Goodbye Haren: Our hearts will miss you
For almost 30 years, the hardworking and fun loving Haren Wijeratne served the Sunday Times with determination and dedication despite a physical handicap and other health problems.
He retired about two years ago and worked as a freelance journalist and supplement coordinator. A few days ago, Haren was taken ill and warded at a Colombo hospital where he passed away on Friday evening at the age of 53. His funeral took place yesterday at the General Cemetery, Borella.
Haren joined us in 1993 as a sub editor but he showed a lot of interest in sports and was at one time the Assistant Sports Editor.
Kind hearted, gentle and everready to help others, Haren became the editorial coordinator for advertising supplements doing a wonderful job. He was a team player and worked long hours.
He leaves behind his wife Iresha, children Ashen, Matheesha and Ravindu.
He spent his last years as a devout Christian. God be with you Haren, till we meet again!
Throughout our professional lives, we often classify the people with whom we work and interact as colleagues. “A colleague of mine at office,” we say. It is a term that conveys the tenuousness of workplace bonds; relationships formed more out of necessitythan design, frequently buried in the sands of time. However, there have been a chosen few in my life who have made the leap from colleague to friend. Harendra Wijeratnewas among the best of them.
I first met Haren at the beginning of 2010. I had just entered my 20s and was suffused with too much confidence and too little wisdom. He had just entered his 40s and, despite being recently bled of this same youthful indiscretion, was prone to mischief, humour, and an unforgettable Muttley (Hanna-Barbera’s sniggering cartoon canine) laugh. We quickly bonded, both because of our collaboration within the Sunday Times — which he served diligently for decades as Assistant Sports Editor and Supplements Editor — and our shared tendency to squeeze a joke out of most situations.
I did a lot of my growing up at the Sunday Times and Haren was a big part of that. In a world where people are increasingly preoccupied with their own success and career progression, he took the time to offer me guidance.His advice ranged from work and friendship to women and booze.
Most importantly though, he showed me that life is less a bed of roses and more a thorny rose bush: you must reach and persevere past its many hardships to access its true beauty. He did this not through empty words but arduous action. Born with a debilitating physical condition, he told me that doctors had informed his parents that he would never be able to walk and would likely die young. But rather than feel defeated or indulge in self-pity, he refused to acknowledge the boundaries defined by those strangers in lab coats.
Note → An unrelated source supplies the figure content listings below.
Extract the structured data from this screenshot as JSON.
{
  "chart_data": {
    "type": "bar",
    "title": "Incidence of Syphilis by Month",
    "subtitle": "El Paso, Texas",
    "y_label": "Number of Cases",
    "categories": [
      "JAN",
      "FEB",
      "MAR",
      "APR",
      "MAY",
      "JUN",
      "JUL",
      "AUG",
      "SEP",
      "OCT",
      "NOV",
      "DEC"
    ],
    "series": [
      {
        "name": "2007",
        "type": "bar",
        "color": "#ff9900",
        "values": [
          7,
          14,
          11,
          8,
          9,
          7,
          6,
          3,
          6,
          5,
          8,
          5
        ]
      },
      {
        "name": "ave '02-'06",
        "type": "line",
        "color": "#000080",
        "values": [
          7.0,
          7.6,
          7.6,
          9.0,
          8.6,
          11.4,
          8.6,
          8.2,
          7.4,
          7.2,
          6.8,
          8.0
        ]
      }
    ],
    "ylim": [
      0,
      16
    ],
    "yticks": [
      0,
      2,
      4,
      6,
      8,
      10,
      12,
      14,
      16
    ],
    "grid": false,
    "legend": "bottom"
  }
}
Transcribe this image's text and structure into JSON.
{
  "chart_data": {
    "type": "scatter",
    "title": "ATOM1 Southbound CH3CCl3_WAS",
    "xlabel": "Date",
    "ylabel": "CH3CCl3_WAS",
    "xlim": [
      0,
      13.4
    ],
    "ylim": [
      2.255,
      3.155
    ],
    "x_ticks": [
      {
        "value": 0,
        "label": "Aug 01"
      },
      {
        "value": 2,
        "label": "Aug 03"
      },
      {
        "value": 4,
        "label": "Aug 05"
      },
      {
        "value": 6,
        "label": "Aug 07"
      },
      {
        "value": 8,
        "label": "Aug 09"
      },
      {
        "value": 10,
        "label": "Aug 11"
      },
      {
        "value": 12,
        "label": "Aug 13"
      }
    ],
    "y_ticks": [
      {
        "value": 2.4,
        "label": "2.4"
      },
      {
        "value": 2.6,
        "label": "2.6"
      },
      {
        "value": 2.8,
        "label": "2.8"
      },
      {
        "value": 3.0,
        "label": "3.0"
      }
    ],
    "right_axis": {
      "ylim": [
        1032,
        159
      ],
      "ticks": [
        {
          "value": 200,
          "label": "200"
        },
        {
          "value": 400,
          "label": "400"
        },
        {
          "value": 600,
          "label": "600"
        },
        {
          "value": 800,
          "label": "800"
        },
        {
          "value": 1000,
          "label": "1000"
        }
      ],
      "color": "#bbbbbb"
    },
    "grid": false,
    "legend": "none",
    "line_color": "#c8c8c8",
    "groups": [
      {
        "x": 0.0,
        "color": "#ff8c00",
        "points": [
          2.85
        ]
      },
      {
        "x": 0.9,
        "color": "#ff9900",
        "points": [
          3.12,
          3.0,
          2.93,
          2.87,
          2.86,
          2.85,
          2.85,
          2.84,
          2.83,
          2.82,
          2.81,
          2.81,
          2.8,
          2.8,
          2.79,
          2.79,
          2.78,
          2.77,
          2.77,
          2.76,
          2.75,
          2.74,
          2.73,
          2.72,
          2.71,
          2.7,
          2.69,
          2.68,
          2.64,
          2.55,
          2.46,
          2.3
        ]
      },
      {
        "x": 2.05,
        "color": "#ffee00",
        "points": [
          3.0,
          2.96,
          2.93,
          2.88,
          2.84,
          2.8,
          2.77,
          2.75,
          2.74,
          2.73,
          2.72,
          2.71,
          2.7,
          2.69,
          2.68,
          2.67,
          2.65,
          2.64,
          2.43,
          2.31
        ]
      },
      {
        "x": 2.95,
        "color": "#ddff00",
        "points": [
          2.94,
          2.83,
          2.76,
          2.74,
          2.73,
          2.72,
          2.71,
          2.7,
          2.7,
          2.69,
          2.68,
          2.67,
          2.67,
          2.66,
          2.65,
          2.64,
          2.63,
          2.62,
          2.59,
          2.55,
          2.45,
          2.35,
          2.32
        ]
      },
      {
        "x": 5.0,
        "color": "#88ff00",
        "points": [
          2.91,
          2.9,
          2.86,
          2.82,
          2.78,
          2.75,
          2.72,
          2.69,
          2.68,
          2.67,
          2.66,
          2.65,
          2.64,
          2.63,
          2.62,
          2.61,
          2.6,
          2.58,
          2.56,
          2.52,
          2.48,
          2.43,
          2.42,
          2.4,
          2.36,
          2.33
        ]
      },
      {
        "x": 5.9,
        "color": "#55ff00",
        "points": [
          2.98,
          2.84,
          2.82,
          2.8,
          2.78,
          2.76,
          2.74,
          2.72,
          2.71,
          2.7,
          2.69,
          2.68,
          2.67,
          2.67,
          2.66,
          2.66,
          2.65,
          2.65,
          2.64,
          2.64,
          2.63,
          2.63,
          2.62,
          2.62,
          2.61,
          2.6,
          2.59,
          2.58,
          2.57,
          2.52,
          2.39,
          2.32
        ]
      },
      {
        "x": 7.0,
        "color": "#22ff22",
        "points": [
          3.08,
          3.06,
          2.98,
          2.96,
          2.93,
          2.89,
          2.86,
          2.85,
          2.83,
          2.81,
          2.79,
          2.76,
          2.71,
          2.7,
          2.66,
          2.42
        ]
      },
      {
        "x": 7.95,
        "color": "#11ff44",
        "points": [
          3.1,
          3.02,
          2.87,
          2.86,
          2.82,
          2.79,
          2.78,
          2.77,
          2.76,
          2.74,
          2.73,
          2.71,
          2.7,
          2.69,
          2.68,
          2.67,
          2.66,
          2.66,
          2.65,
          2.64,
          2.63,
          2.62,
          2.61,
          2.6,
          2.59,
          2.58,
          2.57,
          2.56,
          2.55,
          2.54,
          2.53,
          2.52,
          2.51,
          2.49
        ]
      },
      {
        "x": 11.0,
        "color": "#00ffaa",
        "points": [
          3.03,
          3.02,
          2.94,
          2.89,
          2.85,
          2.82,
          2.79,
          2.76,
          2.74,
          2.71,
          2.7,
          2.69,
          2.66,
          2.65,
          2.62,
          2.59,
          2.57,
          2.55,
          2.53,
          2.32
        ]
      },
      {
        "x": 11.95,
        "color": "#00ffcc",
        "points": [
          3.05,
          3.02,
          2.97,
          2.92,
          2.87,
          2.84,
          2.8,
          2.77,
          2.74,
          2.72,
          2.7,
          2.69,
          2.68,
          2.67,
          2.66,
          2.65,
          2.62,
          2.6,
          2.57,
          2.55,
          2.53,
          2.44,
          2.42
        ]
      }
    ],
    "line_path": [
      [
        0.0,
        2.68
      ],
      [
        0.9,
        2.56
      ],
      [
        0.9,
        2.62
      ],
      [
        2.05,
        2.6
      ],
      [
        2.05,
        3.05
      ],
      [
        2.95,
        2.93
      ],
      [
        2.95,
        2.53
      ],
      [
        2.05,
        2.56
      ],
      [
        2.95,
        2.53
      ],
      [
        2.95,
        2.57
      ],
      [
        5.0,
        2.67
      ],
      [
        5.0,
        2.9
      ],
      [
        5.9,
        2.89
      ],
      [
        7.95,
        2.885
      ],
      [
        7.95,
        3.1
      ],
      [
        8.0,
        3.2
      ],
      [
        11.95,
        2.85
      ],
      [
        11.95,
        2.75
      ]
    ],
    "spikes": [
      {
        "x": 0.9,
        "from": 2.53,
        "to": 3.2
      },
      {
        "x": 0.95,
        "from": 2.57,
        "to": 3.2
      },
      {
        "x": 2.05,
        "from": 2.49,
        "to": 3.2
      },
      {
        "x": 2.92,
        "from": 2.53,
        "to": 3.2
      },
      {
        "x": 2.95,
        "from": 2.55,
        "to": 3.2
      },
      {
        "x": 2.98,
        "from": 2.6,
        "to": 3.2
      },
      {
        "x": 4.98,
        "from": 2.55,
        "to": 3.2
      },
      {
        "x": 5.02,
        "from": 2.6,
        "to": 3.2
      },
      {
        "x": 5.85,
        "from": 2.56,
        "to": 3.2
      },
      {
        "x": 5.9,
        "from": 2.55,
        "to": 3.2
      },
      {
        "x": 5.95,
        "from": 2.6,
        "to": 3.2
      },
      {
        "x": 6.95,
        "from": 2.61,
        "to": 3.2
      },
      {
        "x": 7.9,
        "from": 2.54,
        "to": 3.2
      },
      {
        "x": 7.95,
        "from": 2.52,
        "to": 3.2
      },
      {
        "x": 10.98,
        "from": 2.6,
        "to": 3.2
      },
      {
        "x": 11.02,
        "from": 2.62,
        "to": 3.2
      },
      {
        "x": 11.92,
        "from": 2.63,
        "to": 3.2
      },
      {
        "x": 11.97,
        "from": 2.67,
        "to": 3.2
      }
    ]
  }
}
For the first few years of his life, he pushed his body to its limits so that he could crawl. Then, he used his iron will to lift his frame off the ground and take his first steps.
For most people in his situation, that would have been enough. Not Haren though. He revealed to me that while growing up, he had fallen deeply in love with cars and that as a teenager he had promised himself that one day he would learn to drive. Despite most people telling him this was a foolhardy pursuit, he ignored their resistance and eventually made himself a very proficient driver. During our workplace chats, whenever the topic steered towards vehicles, he would often fawn over some sleek new model or express consternation over my ambivalence towards cars and driving.
While cars were his first love, they were not what he cherished deepest in this world. That title went to his beloved wife and three boys. They were also his most defining achievement and that which he was most proud of. He shouldered all the responsibility of married life and fatherhood with gratitude and joy, not taking for granted even the smallest moment he shared with his family.
As the years went by, he looked at the men his boys had become as the magnum opus of a life spent battling the odds. And oh, how he battled. For although the walls of his body were flawed and frail, they enshrined a perfect and mighty heart. A heart which summoned enormous courage to battle overwhelming adversity and yielded selfless love for family and friends. I will miss him greatly, for he was more than just a colleague. He was my friend. And he made me a better man. Rest easy with the angels, brother.